A Contraf-CUT e entidades sindicais estiveram reunidas nesta quarta-feira, 10, com o Santander e com o HSBC, em São Paulo, para entregar cartas às direções dos dois bancos no Brasil e cobrar negociações para a assinatura de um Acordo Marco Global que garanta direitos básicos para os funcionários em todos os países em que essas empresas atuam.

A atividade fez parte da Jornada Internacional de Luta realizada pelos bancários do Santander e do HSBC em nível mundial, e que agora terá o lançamento de uma campanha da UNI-Sindicato Global por esse acordo nos dias 17 a 19 de março, na capital paulista.

Da delegação da Contraf-CUT também farão parte os membros das Comissões de Organização dos Empregados (COEs) do Santander e HSBC. As federações terão até o dia 22 de fevereiro para confirmar a participação de seus representantes.

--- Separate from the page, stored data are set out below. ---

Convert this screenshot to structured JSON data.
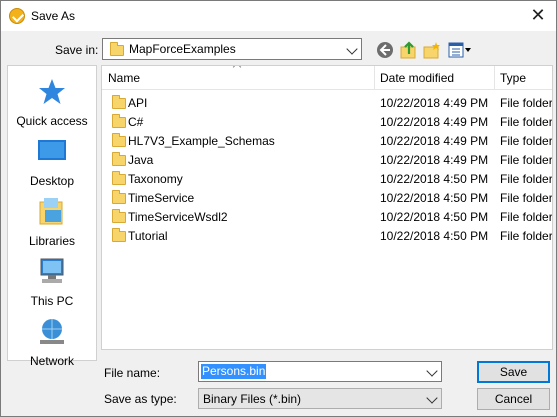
{
  "window": {
    "title": "Save As"
  },
  "toolbar": {
    "save_in_label": "Save in:",
    "save_in_value": "MapForceExamples"
  },
  "places": [
    {
      "label": "Quick access",
      "icon": "quick-access-icon"
    },
    {
      "label": "Desktop",
      "icon": "desktop-icon"
    },
    {
      "label": "Libraries",
      "icon": "libraries-icon"
    },
    {
      "label": "This PC",
      "icon": "this-pc-icon"
    },
    {
      "label": "Network",
      "icon": "network-icon"
    }
  ],
  "columns": {
    "name": "Name",
    "date": "Date modified",
    "type": "Type"
  },
  "files": [
    {
      "name": "API",
      "date": "10/22/2018 4:49 PM",
      "type": "File folder"
    },
    {
      "name": "C#",
      "date": "10/22/2018 4:49 PM",
      "type": "File folder"
    },
    {
      "name": "HL7V3_Example_Schemas",
      "date": "10/22/2018 4:49 PM",
      "type": "File folder"
    },
    {
      "name": "Java",
      "date": "10/22/2018 4:49 PM",
      "type": "File folder"
    },
    {
      "name": "Taxonomy",
      "date": "10/22/2018 4:50 PM",
      "type": "File folder"
    },
    {
      "name": "TimeService",
      "date": "10/22/2018 4:50 PM",
      "type": "File folder"
    },
    {
      "name": "TimeServiceWsdl2",
      "date": "10/22/2018 4:50 PM",
      "type": "File folder"
    },
    {
      "name": "Tutorial",
      "date": "10/22/2018 4:50 PM",
      "type": "File folder"
    }
  ],
  "form": {
    "file_name_label": "File name:",
    "file_name_value": "Persons.bin",
    "type_label": "Save as type:",
    "type_value": "Binary Files (*.bin)"
  },
  "buttons": {
    "save": "Save",
    "cancel": "Cancel"
  },
  "colors": {
    "accent": "#0078d7",
    "selection": "#3390ff",
    "folder": "#f7d56a"
  }
}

No dia 19, a reunião será específica do grupo diretivo da UNI Américas Finanças, mas estará aberta à participação como ouvientes dos representantes das COEs.

Santander

A Contraf-CUT, entidades sindicais e Afubesp entregaram carta ao presidente do Santander Brasil, Fábio Barbosa. O documento foi recebido pelo superintendente de Relações Sindicais, Jerônimo dos Anjos (foto).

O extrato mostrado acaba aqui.